続きが読みたい。それが叶うなら何をしても良い。その一方で、続きを書かない滝川羊については、はっきり言って憎悪していると言っても良い。
当然、富士見書房への憎しみもある。「諦めるなよ! 編集は何をしてるんだ!?」と。しかし、本気でそれをすると追い詰められた作家が死を選んでしまう可能性がある。
だから我々は何も出来ない。
何も出来なかったのだ! おのれの無力さに苛まれながら!!
「ちょ、ちょっと落ち着こう? その風の何とかが色々難しい事になってるのは、よ~く分かったから」
エリーがドン引きしながら、私を宥めようとしている。
うん、確かにこのままでは埒が明かない。それにエリーを引かせること以上に、この状態を観測している奴にも私の執念は伝わったと信じたい。
何ならこの段階で「風の白猿神」をAIに書かせる準備に入っていても良いぐらいだと思ってる。

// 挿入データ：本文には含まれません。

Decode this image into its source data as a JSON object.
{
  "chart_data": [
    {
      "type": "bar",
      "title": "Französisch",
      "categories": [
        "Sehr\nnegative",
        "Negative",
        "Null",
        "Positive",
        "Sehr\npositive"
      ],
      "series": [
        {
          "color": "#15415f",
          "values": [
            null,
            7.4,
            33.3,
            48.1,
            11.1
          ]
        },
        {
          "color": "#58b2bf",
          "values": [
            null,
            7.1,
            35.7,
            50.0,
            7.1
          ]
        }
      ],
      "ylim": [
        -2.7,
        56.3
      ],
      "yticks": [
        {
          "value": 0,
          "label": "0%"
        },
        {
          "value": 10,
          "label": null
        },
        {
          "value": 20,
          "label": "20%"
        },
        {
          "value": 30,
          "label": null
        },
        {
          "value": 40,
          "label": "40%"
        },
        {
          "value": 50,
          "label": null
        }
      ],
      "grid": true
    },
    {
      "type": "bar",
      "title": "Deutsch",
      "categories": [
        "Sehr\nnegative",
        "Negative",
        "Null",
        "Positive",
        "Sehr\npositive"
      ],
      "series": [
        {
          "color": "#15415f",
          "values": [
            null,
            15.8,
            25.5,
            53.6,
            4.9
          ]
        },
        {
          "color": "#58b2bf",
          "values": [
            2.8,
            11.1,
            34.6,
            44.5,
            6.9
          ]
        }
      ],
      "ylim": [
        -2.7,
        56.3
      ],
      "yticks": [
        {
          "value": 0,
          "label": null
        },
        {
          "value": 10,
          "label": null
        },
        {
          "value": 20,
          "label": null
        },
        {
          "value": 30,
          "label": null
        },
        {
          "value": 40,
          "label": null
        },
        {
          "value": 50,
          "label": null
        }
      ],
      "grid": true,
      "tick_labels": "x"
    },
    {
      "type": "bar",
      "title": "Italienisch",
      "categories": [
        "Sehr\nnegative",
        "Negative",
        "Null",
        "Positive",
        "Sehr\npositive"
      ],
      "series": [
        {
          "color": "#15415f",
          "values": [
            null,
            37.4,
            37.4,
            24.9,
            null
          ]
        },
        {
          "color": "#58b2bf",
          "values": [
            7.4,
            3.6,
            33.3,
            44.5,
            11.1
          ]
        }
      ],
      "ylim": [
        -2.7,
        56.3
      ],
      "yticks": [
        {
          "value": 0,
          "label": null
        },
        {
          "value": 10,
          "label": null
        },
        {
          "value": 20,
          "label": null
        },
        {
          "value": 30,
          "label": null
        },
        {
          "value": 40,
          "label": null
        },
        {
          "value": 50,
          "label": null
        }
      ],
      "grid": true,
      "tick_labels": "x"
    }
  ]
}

「何となく気持ちはわかるよ。面白かったんだよね? だからこそ途中で終わっていても大賞に選ばれたんだろうし。……そうなると出版社にも問題あるわね」
「よくぞ言ってくれた。それは口に出せなかったんだよ」
「何で?」
「追い詰めたら滝川羊が書かなくなりそうで……」
「何だか誘拐されたみたいな話になってるね」
そうだ! まさに誘拐だ!
連中、ファンの気持ちを人質に取って、あのひとでなしどもめ。
そんな私の様子を見ながら、エリーはフル・フラットを傾けながら、こう訊いてきた。
「でもさ……それならAIに書かせることで納得できるわけ?」
その辺りは十分に考えている。
「《《今が》》こんな状態なのに? 私にはもう後が無い。……それにどうせ続き書かれないよ……」
「それは……まぁ。90年代だもんね。30年ぐらい経つのか」
30年……だと? やめろ! 時間を数えるな!
「それでも、そういう事やっても大丈夫なの? ええと、著作権とか倫理観とか」
「別に売ろうと思ってるわけではないから著作権は問題ない」
その辺りも十分考えてる。
「それと確かに倫理観的にヤバいというのもわかってる。でも、何度も言うけど私にはもう後が無い。これぐらいのお楽しみを期待してはダメなのか?」
「それを言われるとねぇ……あくまでそっちの説が正しかった場合だけど――ああ、そもそもそういう前提じゃないと……」
そこは考えるな。
「それに、いつまで経っても『風の白猿神』を出さない連中に倫理観がどうとか言われたくない。いや、私が悪いというなら、それこそ上等というもの。撃てよ! 砕けよ! 地獄の底に落ちるとも!」
……あ、ちょっとやり過ぎた? エリーが椅子ごと後退している。